Um dos pontos fortes do Uruguai é a crítica ao seu próprio campo ideológico. Ao contrário de outros políticos de esquerda na região, o ex-presidente José “Pepe” Mujica não tem medo de criticar abertamente as ditaduras de esquerda em Cuba, Venezuela e Nicarágua e de exigir respeito aos direitos humanos. Por outro lado, também há críticas ao populismo de direita na América Latina e nos EUA por parte do campo conservador em torno de Lacalle Pou. Quando se trata de proteger a democracia contra ataques externos, a política do Uruguai está unida: Democracia em primeiro lugar.
O cientista político Oscar Bottinelli identificou outra razão pela qual a democracia do Uruguai é tão estável: “O voto obrigatório significa que todos participam”. A tradição mostra que há uma “sacralização da voz”, uma valorização do próprio poder político.
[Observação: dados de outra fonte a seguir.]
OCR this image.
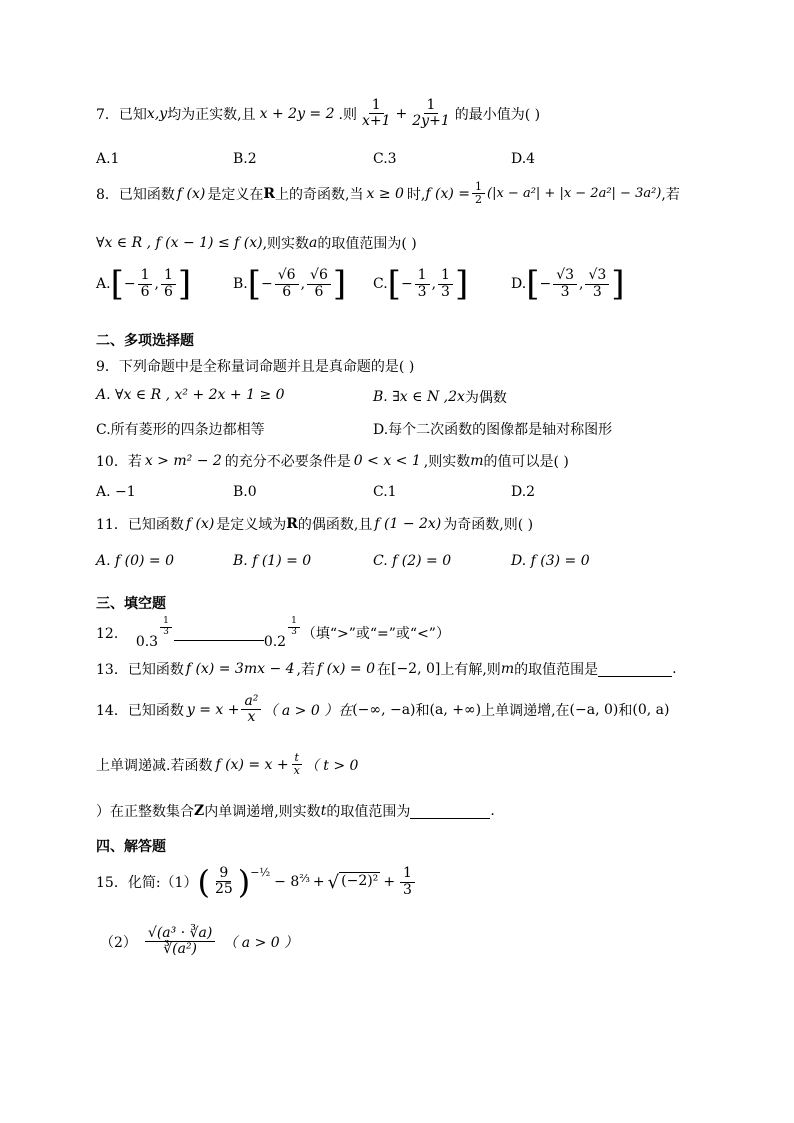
7． 已知 x,y 均为正实数,且 x + 2y = 2 .则 $\frac{1}{x+1} + \frac{1}{2y+1}$ 的最小值为( )
A.1	B.2	C.3	D.4
8． 已知函数 f (x) 是定义在 R 上的奇函数,当 x ≥ 0 时, f $(x) = \frac{1}{2} (|x - a^2| + |x - 2a^2| - 3a^2)$ ,若
∀x ∈ R , f (x − 1) ≤ f (x) ,则实数 a 的取值范围为( )
A. [ − $\frac{1}{6}$ , $\frac{1}{6}$ ]	B. [ − $\frac{√6}{6}$ , $\frac{√6}{6}$ ] C. [ − $\frac{1}{3}$ , $\frac{1}{3}$ ]	D. [ − $\frac{√3}{3}$ , $\frac{√3}{3}$ ]
二、多项选择题
9．下列命题中是全称量词命题并且是真命题的是( )
A. ∀x ∈ R , x² + 2x + 1 ≥ 0	B. ∃x ∈ N , 2x 为偶数
C.所有菱形的四条边都相等	D.每个二次函数的图像都是轴对称图形
10．若 x > m² − 2 的充分不必要条件是 0 < x < 1 ,则实数 m 的值可以是( )
A. −1	B.0	C.1	D.2
11．已知函数 f (x) 是定义域为 R 的偶函数,且 f (1 − 2x) 为奇函数,则( )
A. f (0) = 0	B. f (1) = 0	C. f (2) = 0	D. f (3) = 0
三、填空题
12． 0.3
$\frac{1}{3}$
0.2
$\frac{1}{3}$ （填“>”或“=”或“<”）
13．已知函数 f (x) = 3mx − 4 ,若 f (x) = 0 在 [−2, 0] 上有解,则 m 的取值范围是	.
14．已知函数 $y = x + \frac{\text{a²}}{x}$ （ a > 0 ）在 (−∞, −a) 和 (a, +∞) 上单调递增,在 (−a, 0) 和 (0, a)
上单调递减.若函数 f $(x) = x + \frac{t}{x}$ （ t > 0
）在正整数集合 Z 内单调递增,则实数 t 的取值范围为	.
四、解答题
15．化简:（1） ( $\frac{9}{25}$ ) −½
− 8 ⅔ + √ $(-2)^2 + \frac{1}{3}$
$(2) \frac{\text{√(a³ · ∛a)}}{\text{∛(a²)}}$ （ a > 0 ）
Nas eleições parlamentares de 2019, a participação eleitoral foi de 90%, e o número de votos em branco ou inválidos não ultrapassou quatro por cento. “Isso reflete a decisão do povo e dá força ao sistema”, diz Bottinelli.
"O Uruguai foi provavelmente uma das primeiras democracias relativamente estáveis da América Latina e, além disso, construiu um estado de bem-estar social, o que também era bastante novo para o continente no início do século XX", disse o cientista político Agustín Canzani, citado pela mídia uruguaia. Três partidos formam o coração do país. Os partidos conservador e liberal Nacional e Colorado frequentemente formam uma coalizão para formar um contrapeso à esquerda “Frente Amplio”. Apesar do início da ditadura, as três formações sobreviveram a 12 anos de regime militar (1973 – 1985) e se alternaram na presidência desde a redemocratização.
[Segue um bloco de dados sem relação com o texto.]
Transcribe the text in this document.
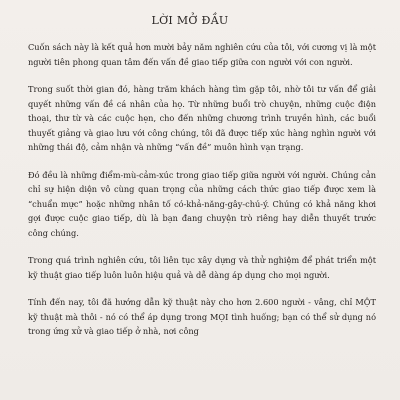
LỜI MỞ ĐẦU

Cuốn sách này là kết quả hơn mười bảy năm nghiên cứu của tôi, với cương vị là một người tiên phong quan tâm đến vấn đề giao tiếp giữa con người với con người.

Trong suốt thời gian đó, hàng trăm khách hàng tìm gặp tôi, nhờ tôi tư vấn để giải quyết những vấn đề cá nhân của họ. Từ những buổi trò chuyện, những cuộc điện thoại, thư từ và các cuộc hẹn, cho đến những chương trình truyền hình, các buổi thuyết giảng và giao lưu với công chúng, tôi đã được tiếp xúc hàng nghìn người với những thái độ, cảm nhận và những “vấn đề” muôn hình vạn trạng.

Đó đều là những điểm-mù-cảm-xúc trong giao tiếp giữa người với người. Chúng cản chỉ sự hiện diện vô cùng quan trọng của những cách thức giao tiếp được xem là “chuẩn mực” hoặc những nhân tố có-khả-năng-gây-chú-ý. Chúng có khả năng khơi gợi được cuộc giao tiếp, dù là bạn đang chuyện trò riêng hay diễn thuyết trước công chúng.

Trong quá trình nghiên cứu, tôi liên tục xây dựng và thử nghiệm để phát triển một kỹ thuật giao tiếp luôn luôn hiệu quả và dễ dàng áp dụng cho mọi người.

Tính đến nay, tôi đã hướng dẫn kỹ thuật này cho hơn 2.600 người - vâng, chỉ MỘT kỹ thuật mà thôi - nó có thể áp dụng trong MỌI tình huống; bạn có thể sử dụng nó trong ứng xử và giao tiếp ở nhà, nơi công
Dessa forma, cada partido, cada força política tem o volante em suas mãos em algum momento. E mesmo quando as duras bancadas da oposição ameaçam, há uma disposição de trabalhar em conjunto, independentemente das linhas partidárias, em projetos considerados importantes para o bem nacional. Na noite da eleição, no final de novembro, o perdedor conservador Álvaro Delgado prometeu ao futuro governo: “Quando se trata do Uruguai, eles contam conosco”.